Featured Abstract: March 5

Each Monday and Thursday, an abstract from one of the symposium participants will be posted to facilitate discussion.  We welcome your comments!

Featured Abstract: “Comparing representations of and operations on overlap”

Claus Huitfeldt, University of Bergen

Overlapping document structures have been studied by markup theorists for more than twenty years. A large number of solutions has been proposed. Some of the proposals are based on XML, others not. Some are proposals for use of alternate serial forms or data models, and some for stand-off markup.  Algorithms for transformations between the different forms have also been proposed. Even so, there are few systematic comparative studies of the various proposals, and there seems to be little consensus on what is the best approach.
The aim of the MLCD Overlap Corpus (MOC) is to make it easier to compare the different
proposals by providing concrete examples of documents marked up according to a variety of proposed solutions.
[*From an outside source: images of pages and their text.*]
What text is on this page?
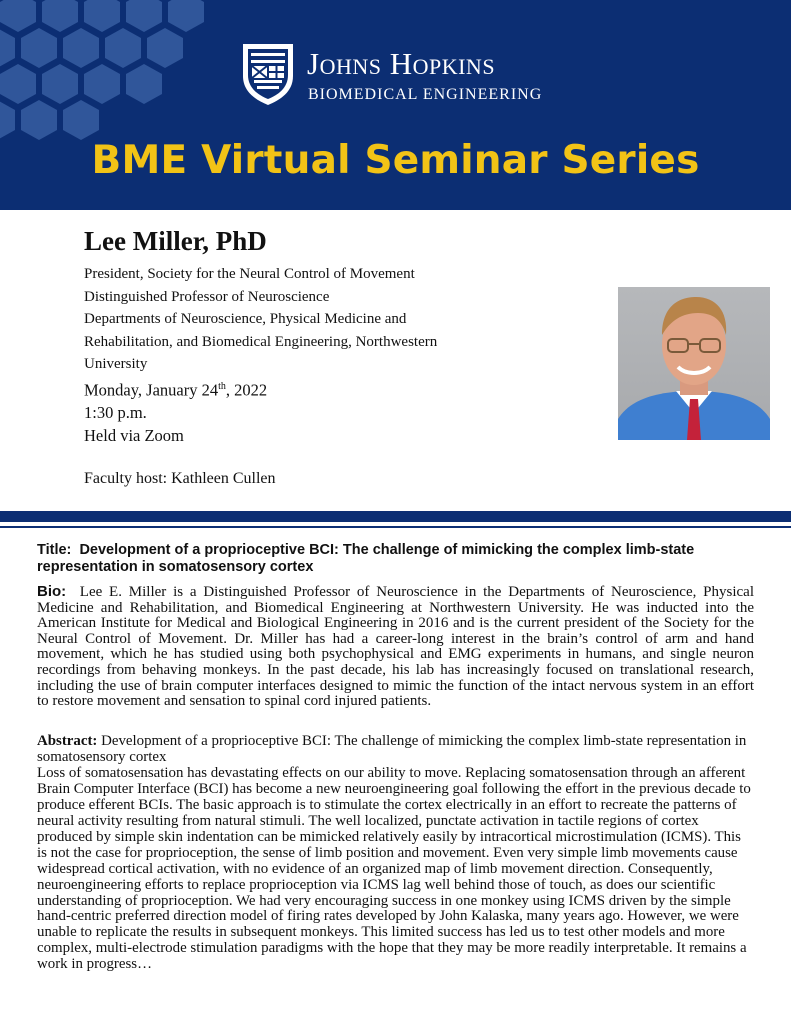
Johns Hopkins
BIOMEDICAL ENGINEERING
BME Virtual Seminar Series
Lee Miller, PhD
President, Society for the Neural Control of Movement
Distinguished Professor of Neuroscience
Departments of Neuroscience, Physical Medicine and
Rehabilitation, and Biomedical Engineering, Northwestern
University
Monday, January 24th, 2022
1:30 p.m.
Held via Zoom
Faculty host: Kathleen Cullen
Title: Development of a proprioceptive BCI: The challenge of mimicking the complex limb-state representation in somatosensory cortex
Bio: Lee E. Miller is a Distinguished Professor of Neuroscience in the Departments of Neuroscience, Physical Medicine and Rehabilitation, and Biomedical Engineering at Northwestern University. He was inducted into the American Institute for Medical and Biological Engineering in 2016 and is the current president of the Society for the Neural Control of Movement. Dr. Miller has had a career-long interest in the brain’s control of arm and hand movement, which he has studied using both psychophysical and EMG experiments in humans, and single neuron recordings from behaving monkeys. In the past decade, his lab has increasingly focused on translational research, including the use of brain computer interfaces designed to mimic the function of the intact nervous system in an effort to restore movement and sensation to spinal cord injured patients.
Abstract: Development of a proprioceptive BCI: The challenge of mimicking the complex limb-state representation in somatosensory cortex
Loss of somatosensation has devastating effects on our ability to move. Replacing somatosensation through an afferent Brain Computer Interface (BCI) has become a new neuroengineering goal following the effort in the previous decade to produce efferent BCIs. The basic approach is to stimulate the cortex electrically in an effort to recreate the patterns of neural activity resulting from natural stimuli. The well localized, punctate activation in tactile regions of cortex produced by simple skin indentation can be mimicked relatively easily by intracortical microstimulation (ICMS). This is not the case for proprioception, the sense of limb position and movement. Even very simple limb movements cause widespread cortical activation, with no evidence of an organized map of limb movement direction. Consequently, neuroengineering efforts to replace proprioception via ICMS lag well behind those of touch, as does our scientific understanding of proprioception. We had very encouraging success in one monkey using ICMS driven by the simple hand-centric preferred direction model of firing rates developed by John Kalaska, many years ago. However, we were unable to replicate the results in subsequent monkeys. This limited success has led us to test other models and more complex, multi-electrode stimulation paradigms with the hope that they may be more readily interpretable. It remains a work in progress…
The examples are intended to range from small, constructed documents to full-length, real texts.  We believe that the provision of such different parallel representations of the same texts in various formats may serve a number of purposes.
Many of the proposals for markup of overlapping structures are not fully worked out, or not well documented, or known only from scattered examples. Encoding a larger body of different texts according to each of the proposed solutions may help resolving unclarities or shed new light on difficulties about the proposals themselves.
Running or developing software to perform various operations on the same data represented in different forms may also help in finding out which forms are optimal for which operations. Some operations, even though well understood for non-overlapping data, may turn out not to be clearly defined for overlapping data.
Finally, a parallel corpus may serve as reference data for work on translations between the various formats, for testing conversion algorithms, and for developing performance tests for software.